« Une dangereuse apocalypse attend le cyberespace français et nous allons continuer l’attaque jusqu’à ce que vous demandez pardon. Tenez-vous prêt ! » Cette phrase d’une grande gravité figurait le week-end du 24/25 octobre sur des dizaines de sites web français. Ces derniers ont été défigurés par des hackers visiblement musulmans, qui estimaient que la France avait insulté leur prophète. Ces attaques faisaient suite aux déclarations d’Emmanuel Macron qui défendait la liberté d’expression et, notamment, les caricatures sur les religions.

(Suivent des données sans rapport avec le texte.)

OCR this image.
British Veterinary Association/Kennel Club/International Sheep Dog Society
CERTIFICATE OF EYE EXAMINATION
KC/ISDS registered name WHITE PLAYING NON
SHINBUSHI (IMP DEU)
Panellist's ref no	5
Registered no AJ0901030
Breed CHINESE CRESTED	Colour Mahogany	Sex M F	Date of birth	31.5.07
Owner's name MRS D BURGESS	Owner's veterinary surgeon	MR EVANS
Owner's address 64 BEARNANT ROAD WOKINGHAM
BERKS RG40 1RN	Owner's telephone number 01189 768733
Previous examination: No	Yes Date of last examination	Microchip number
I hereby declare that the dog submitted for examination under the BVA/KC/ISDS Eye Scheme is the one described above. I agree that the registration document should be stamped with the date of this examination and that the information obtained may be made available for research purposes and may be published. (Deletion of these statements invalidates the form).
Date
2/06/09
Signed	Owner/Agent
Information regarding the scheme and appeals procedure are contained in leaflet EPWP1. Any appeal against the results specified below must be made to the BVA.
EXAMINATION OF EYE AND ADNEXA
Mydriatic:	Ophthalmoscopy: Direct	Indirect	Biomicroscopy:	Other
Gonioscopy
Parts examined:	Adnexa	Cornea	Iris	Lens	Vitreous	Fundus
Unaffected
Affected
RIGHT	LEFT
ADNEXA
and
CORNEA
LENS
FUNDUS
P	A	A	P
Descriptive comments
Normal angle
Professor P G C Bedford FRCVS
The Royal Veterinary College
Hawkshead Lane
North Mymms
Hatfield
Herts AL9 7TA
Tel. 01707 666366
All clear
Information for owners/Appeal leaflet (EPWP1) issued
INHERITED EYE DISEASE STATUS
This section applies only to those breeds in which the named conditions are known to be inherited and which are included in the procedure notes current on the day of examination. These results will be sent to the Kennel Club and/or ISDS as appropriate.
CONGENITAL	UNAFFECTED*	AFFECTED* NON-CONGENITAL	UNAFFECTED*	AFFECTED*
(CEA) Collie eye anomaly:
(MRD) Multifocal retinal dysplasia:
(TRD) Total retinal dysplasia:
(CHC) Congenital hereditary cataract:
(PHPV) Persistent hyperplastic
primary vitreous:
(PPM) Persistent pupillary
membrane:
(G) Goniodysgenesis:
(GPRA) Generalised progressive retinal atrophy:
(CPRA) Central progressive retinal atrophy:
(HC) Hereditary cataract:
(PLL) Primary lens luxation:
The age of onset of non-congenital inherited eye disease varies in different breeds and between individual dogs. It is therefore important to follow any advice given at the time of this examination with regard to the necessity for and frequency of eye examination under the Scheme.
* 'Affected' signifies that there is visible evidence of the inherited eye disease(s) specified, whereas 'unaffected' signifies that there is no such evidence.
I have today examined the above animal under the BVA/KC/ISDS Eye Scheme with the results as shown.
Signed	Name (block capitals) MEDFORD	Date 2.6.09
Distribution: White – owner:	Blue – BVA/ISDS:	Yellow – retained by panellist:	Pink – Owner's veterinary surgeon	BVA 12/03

Cette vague d’attaque était un cas classique de « hacktivisme », lorsque des hackers utilisent leur savoir-faire technique pour défendre une idée. Défigurer un site web fait partie des techniques de base du hacktivisme, tout comme le déni de service distribué (DDoS). C’est une attaque qui n’est pas d’une grande technicité et qui, soulignons-le, n’est pas très grave si elle se limite à la mise en ligne d’un message indésirable. Le propriétaire du site peut assez aisément le supprimer et remettre d’aplomb sa vitrine numérique. On est donc heureusement très loin de toute apocalypse.
Pour arriver à modifier une page web d’un tiers, les hackers doivent pirater son serveur web. Dans le cas des hackers islamistes, on constate que les cibles étaient généralement des sites de petite taille : mairies, blogs, associations… Ces sites web n’avaient aucun lien avec la déclaration d’Emmanuel Macron ou les caricatures du prophète.
Si elles ont été attaquées, c’est parce que c’était facile. Les hackers ont probablement utilisé des outils automatisés ou semi-automatisés pour détecter les sites vulnérables et y déposer leur message. Ce type de stratégie est ultra-classique et existe depuis des années chez les hackers de tout bord, qu’ils défendent une religion, la décroissance ou la nourriture bio.
Généralement, ils profitent de failles de sécurité bien connues dans les gestionnaires de contenu, car beaucoup de petits sites sont mal configurés ou pas mis à jour. Le vecteur d’attaque le plus fréquent est l’injection SQL, qui consiste à insérer des commandes SQL dans des champs de formulaire pour accéder à la base de données des utilisateurs et, ainsi, récupérer le mot de passe d’un administrateur. Parmi les autres techniques, citons les attaques par force brute sur les mots de passe et le « cross site scripting ».
Les hackers auraient également pu tenter de s’attaquer directement au site web de la présidence de la République… Mais c’est évidemment une autre paire de manches, car ce serveur web est très bien protégé. En réalité, ce type de stratégie est de moins en moins fréquent, car les entreprises et les organisations qui sont très en vue sur la Toile ont tendance à bien blinder leurs services. S’y attaquer nécessiterait des techniques beaucoup plus pointues.
Les hackers font feu de tout bois
Ainsi, en 1996, des hackers ont réussi à mettre en ligne du contenu pornographique sur le web du ministère américain de la Justice pour protester contre le filtrage du web. C’était l’une des premières défiguration de l’histoire de la toile. Aujourd’hui, ce serait beaucoup plus difficile à réaliser. De toute façon, peu importe, car ce qui intéresse avant tout ces hackers, c’est d’avoir rapidement de la visibilité à tout prix. Et si l’opération est suffisamment forte pour que les autorités et/ou les médias en fassent l’écho, la mission est accomplie.
Qui sont ces hackers ? C’est évidemment difficile à dire avec précision. Une grande partie des hackers qui défigurent les sites web sont probablement des débutants, qui peuvent ainsi se faire leurs premières armes. Mais cela ne veut pas dire qu’il n’y a pas dans le lot quelques pirates chevronnés qui se sont solidarisés au mouvement par plaisir.
En effet, une étude réalisée en 2017 par deux chercheurs néerlandais sur le hacktivisme montre que ces personnes n’agissent pas seulement par idéologie, mais aussi pour le fun, pour le (petit) challenge que cela représente et pour collecter quelques titres de noblesse au sein de leur communauté de hackers. C’est la raison pour laquelle ces messages sont systématiquement signés et accompagnés de salutations (« greetz »).
Défigurer un site web, c’est aussi un moyen de se faire voir par ses pairs. C’est aussi pour cette raison que ces hackers n’hésitent pas à notifier eux-mêmes leurs exploits auprès de zone-h.org, un site qui référence en temps réel les sites web défigurés, et cela depuis 2002.